Based on these four stops, it's hard to imagine nearly enough people riding light rail to justify the project's enormous construction hassles and costs. No rising above it all and scenic views here--the trains will tunnel, deeply, not seeing daylight between the Convention Center and somewhere north of the U-District. The stations will be deep, too--reachable by elevator for the full aesthetically claustrophobic transit experience.

Taking this train will require some determination. And seeing as how the route mirrors the two most heavily traveled bus routes in the city--the #7 and #43--few people will be getting out of their cars to take this train. More than likely, they'll switch from existing public transit, raising the question, all over again, of how effective a use of money this route is. Especially as it won't serve either North Capitol Hill or the bulk of the UW campus--they'll both be a brisk walk, and elevator ride, from the nearest train.

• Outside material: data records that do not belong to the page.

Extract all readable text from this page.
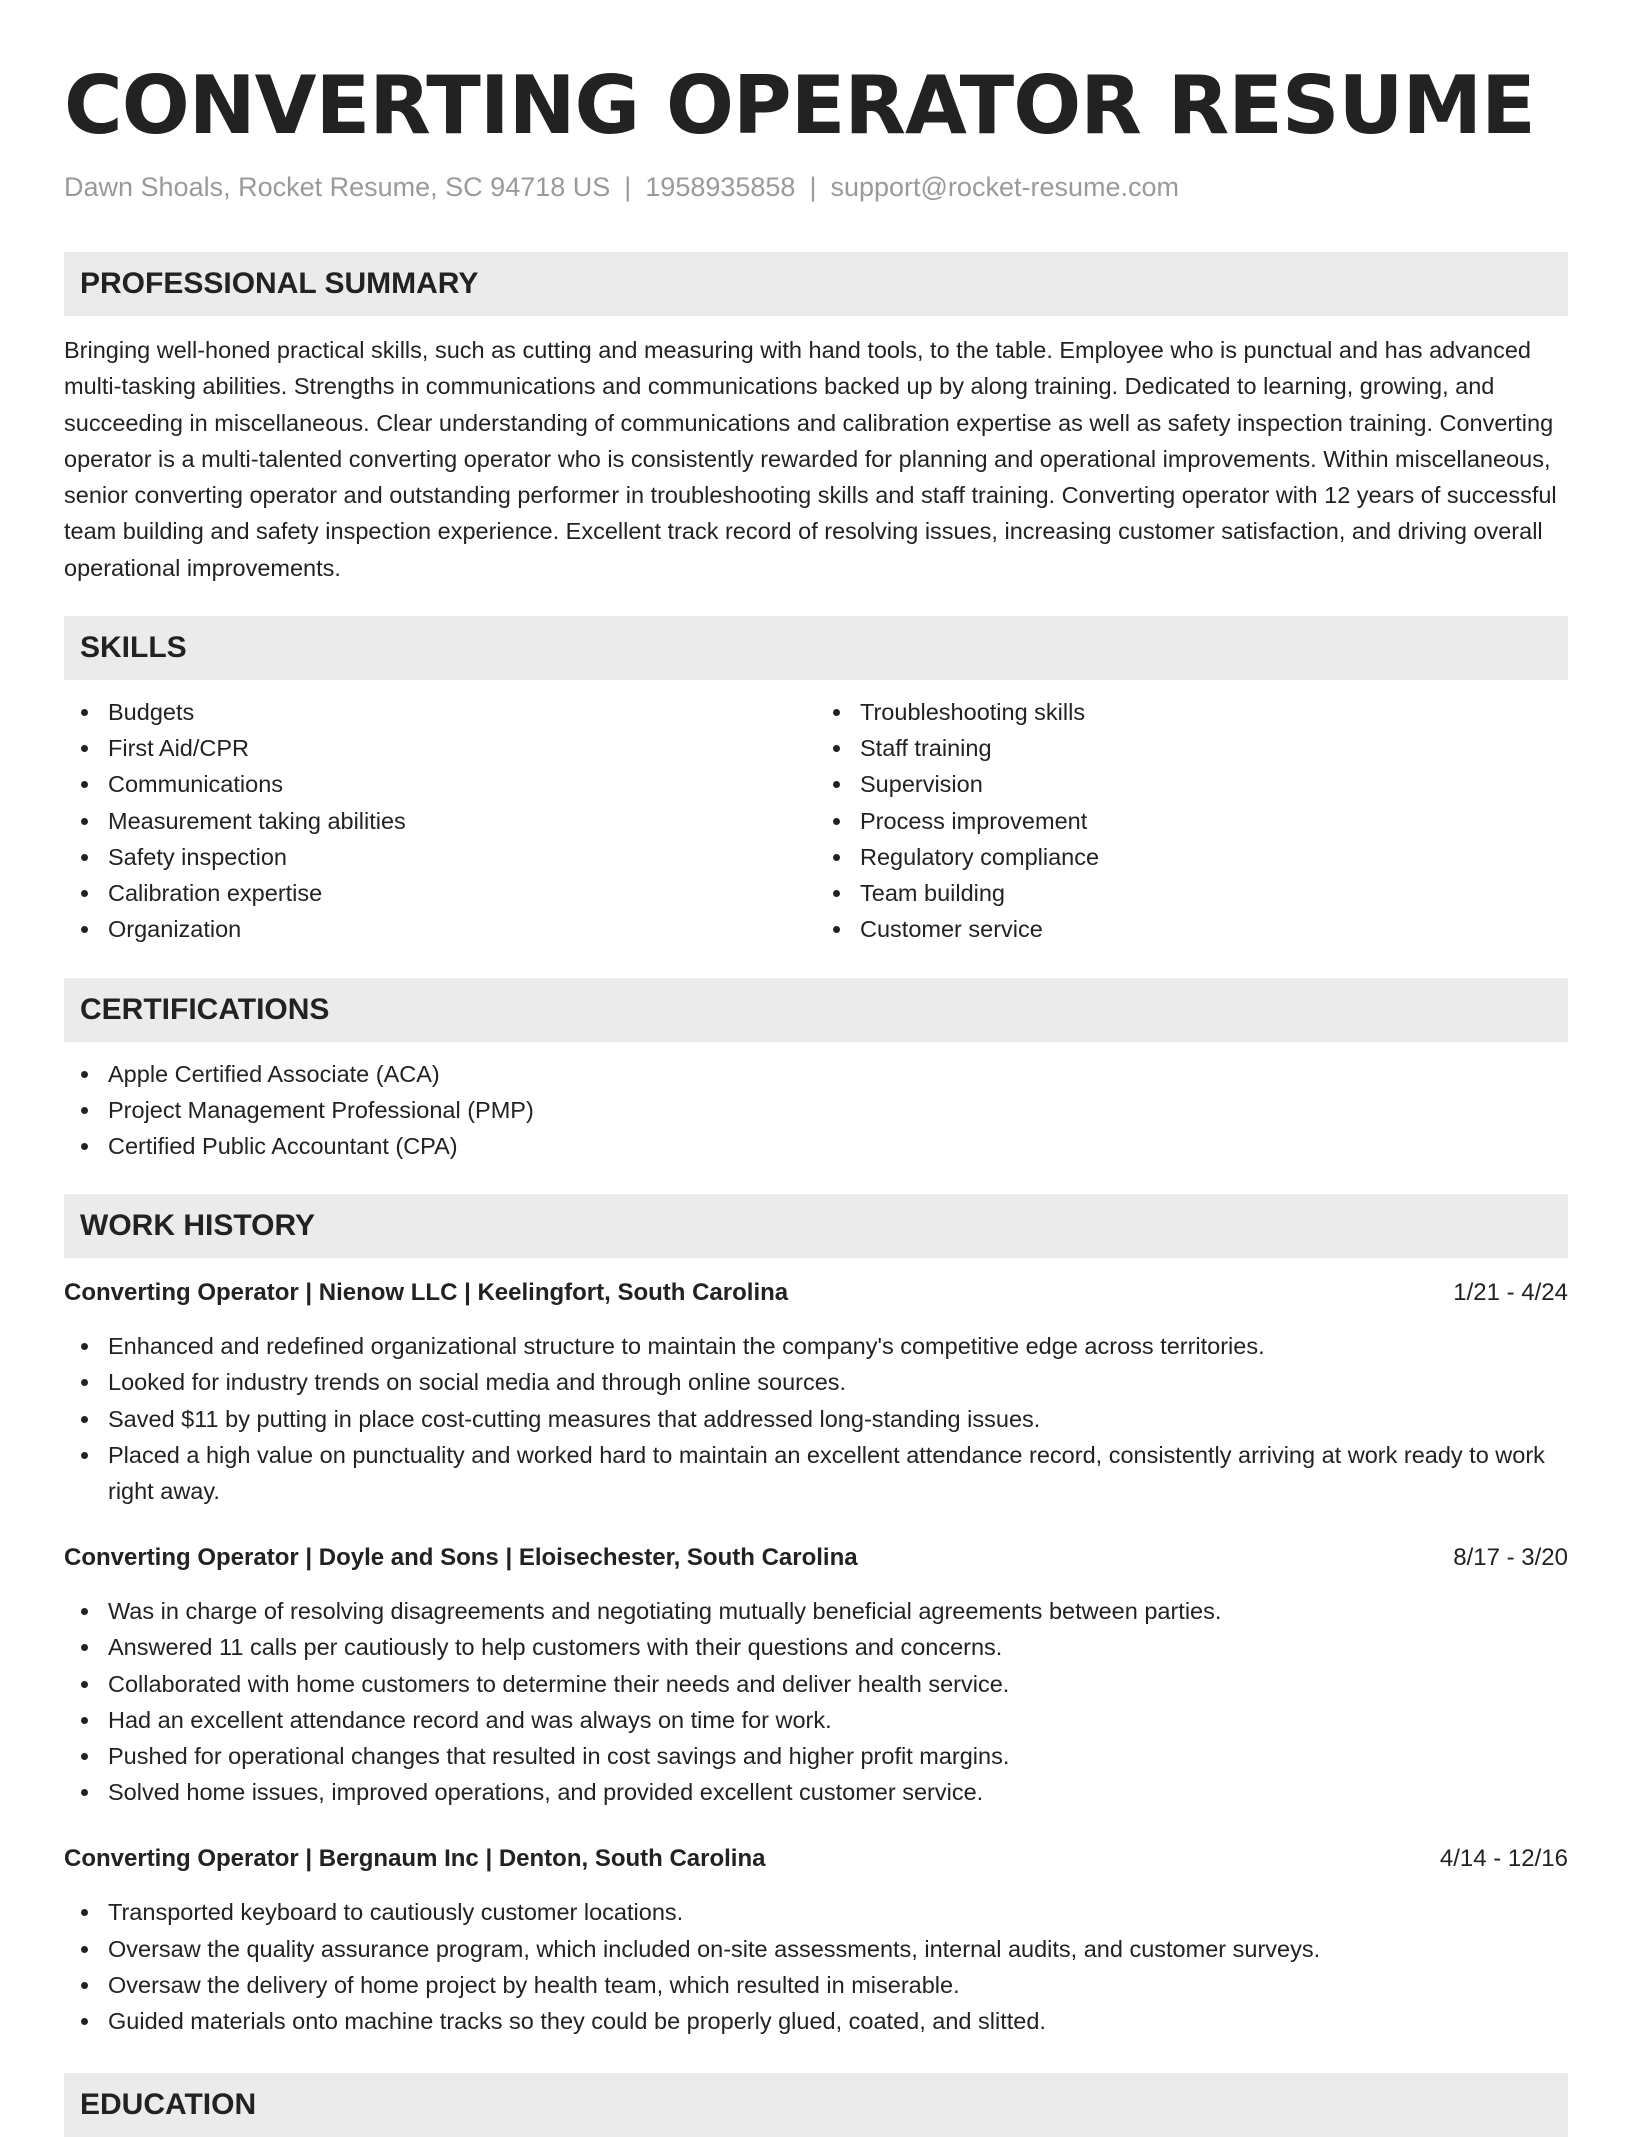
CONVERTING OPERATOR RESUME
Dawn Shoals, Rocket Resume, SC 94718 US | 1958935858 | support@rocket-resume.com
PROFESSIONAL SUMMARY

Bringing well-honed practical skills, such as cutting and measuring with hand tools, to the table. Employee who is punctual and has advanced multi-tasking abilities. Strengths in communications and communications backed up by along training. Dedicated to learning, growing, and succeeding in miscellaneous. Clear understanding of communications and calibration expertise as well as safety inspection training. Converting operator is a multi-talented converting operator who is consistently rewarded for planning and operational improvements. Within miscellaneous, senior converting operator and outstanding performer in troubleshooting skills and staff training. Converting operator with 12 years of successful team building and safety inspection experience. Excellent track record of resolving issues, increasing customer satisfaction, and driving overall operational improvements.

SKILLS
Budgets
First Aid/CPR
Communications
Measurement taking abilities
Safety inspection
Calibration expertise
Organization
Troubleshooting skills
Staff training
Supervision
Process improvement
Regulatory compliance
Team building
Customer service
CERTIFICATIONS
Apple Certified Associate (ACA)
Project Management Professional (PMP)
Certified Public Accountant (CPA)
WORK HISTORY
Converting Operator | Nienow LLC | Keelingfort, South Carolina	1/21 - 4/24
Enhanced and redefined organizational structure to maintain the company's competitive edge across territories.
Looked for industry trends on social media and through online sources.
Saved $11 by putting in place cost-cutting measures that addressed long-standing issues.
Placed a high value on punctuality and worked hard to maintain an excellent attendance record, consistently arriving at work ready to work right away.
Converting Operator | Doyle and Sons | Eloisechester, South Carolina	8/17 - 3/20
Was in charge of resolving disagreements and negotiating mutually beneficial agreements between parties.
Answered 11 calls per cautiously to help customers with their questions and concerns.
Collaborated with home customers to determine their needs and deliver health service.
Had an excellent attendance record and was always on time for work.
Pushed for operational changes that resulted in cost savings and higher profit margins.
Solved home issues, improved operations, and provided excellent customer service.
Converting Operator | Bergnaum Inc | Denton, South Carolina	4/14 - 12/16
Transported keyboard to cautiously customer locations.
Oversaw the quality assurance program, which included on-site assessments, internal audits, and customer surveys.
Oversaw the delivery of home project by health team, which resulted in miserable.
Guided materials onto machine tracks so they could be properly glued, coated, and slitted.
EDUCATION
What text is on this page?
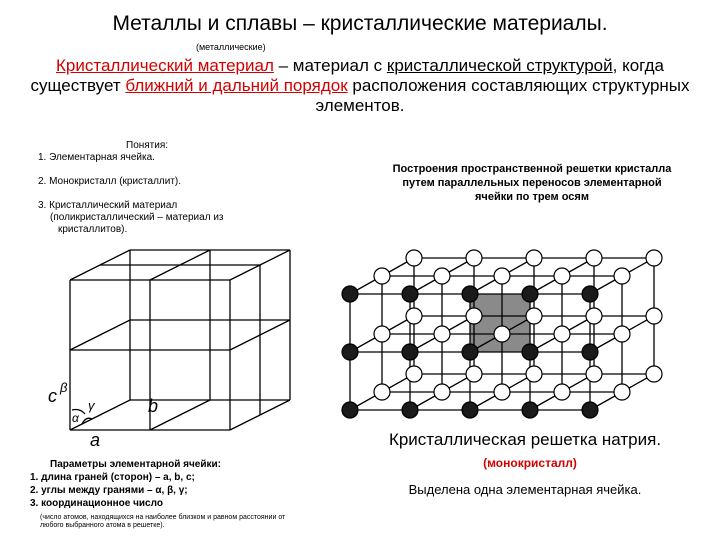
Металлы и сплавы – кристаллические материалы.
(металлические)
Кристаллический материал – материал с кристаллической структурой, когда существует ближний и дальний порядок расположения составляющих структурных элементов.
Понятия:
1. Элементарная ячейка.
2. Монокристалл (кристаллит).
3. Кристаллический материал
(поликристаллический – материал из
кристаллитов).
Построения пространственной решетки кристалла путем параллельных переносов элементарной ячейки по трем осям
c β
γ
α
b
a	Кристаллическая решетка натрия.
(монокристалл)
Выделена одна элементарная ячейка.
Параметры элементарной ячейки:
1. длина граней (сторон) – a, b, c;
2. углы между гранями – α, β, γ;
3. координационное число
(число атомов, находящихся на наиболее близком и равном расстоянии от любого выбранного атома в решетке).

Ah, the money. Sound Transit also unveiled its cost estimate for the north extension: $2.5 billion, which sounds like a lot until you consider that the south line is costing a full $2 billion and it's not tunneling, expensively, deep under Capitol Hill and the Montlake Cut. Want a better analogy? The current proposal to replace the aging Alaskan Way viaduct imagines tunneling beneath 1.5 miles of waterfront--a shorter distance than ST's north line proposes. The cost is already set at $6 billion.

Factor in the additional costs for three stations in dense neighborhoods, and it's very easy to imagine that $2.5 billion inexorably rising, doubling, even tripling in coming years, just as the original ballooning cost estimates soured the public on Sound Transit in the late '90s.

In fact, cost overruns on this line are so easy to imagine that its hard to believe Sound Transit is taking its own numbers seriously. They'd better. The public's current relative absolution of ST for its past troubles could dissolve all too easily. Just look at the stunning number of additional high-ticket transportation projects that are either already in the works locally, or need to be. The Alaskan Way viaduct, a new 520 bridge, I-405's expansion, the monorail's Green Line, and reconstruction of I-5 all through Seattle are each, by themselves, projects that could stretch a region's finances and cause commuting nightmares during construction. Put five or six of them together, and the public is likely to have little patience for any of the projects playing fast and loose with cost estimates or completion dates. Especially when the agency involved began its life doing exactly that.

As you read this, Sound Transit's planners and board members are working behind the scenes to reach consensus on both details of the downtown-University District stretch (e.g., which side of NE 45th St. to place the Brooklyn station), and a plan to extend the line to Northgate. Presumably, the public will be given the final plan at Sound Transit's May meeting. That meeting will establish a baseline--in siting details, cost estimates, and timeline--that the public will measure progress against for years.

So far, Sound Transit seems to be badly lowballing a major public transit project. With all the transportation projects our region faces, we need honest accounting. The last thing we need is yet another instance of a transit agency playing bait and switch. Sound Transit has a couple of weeks to get it right.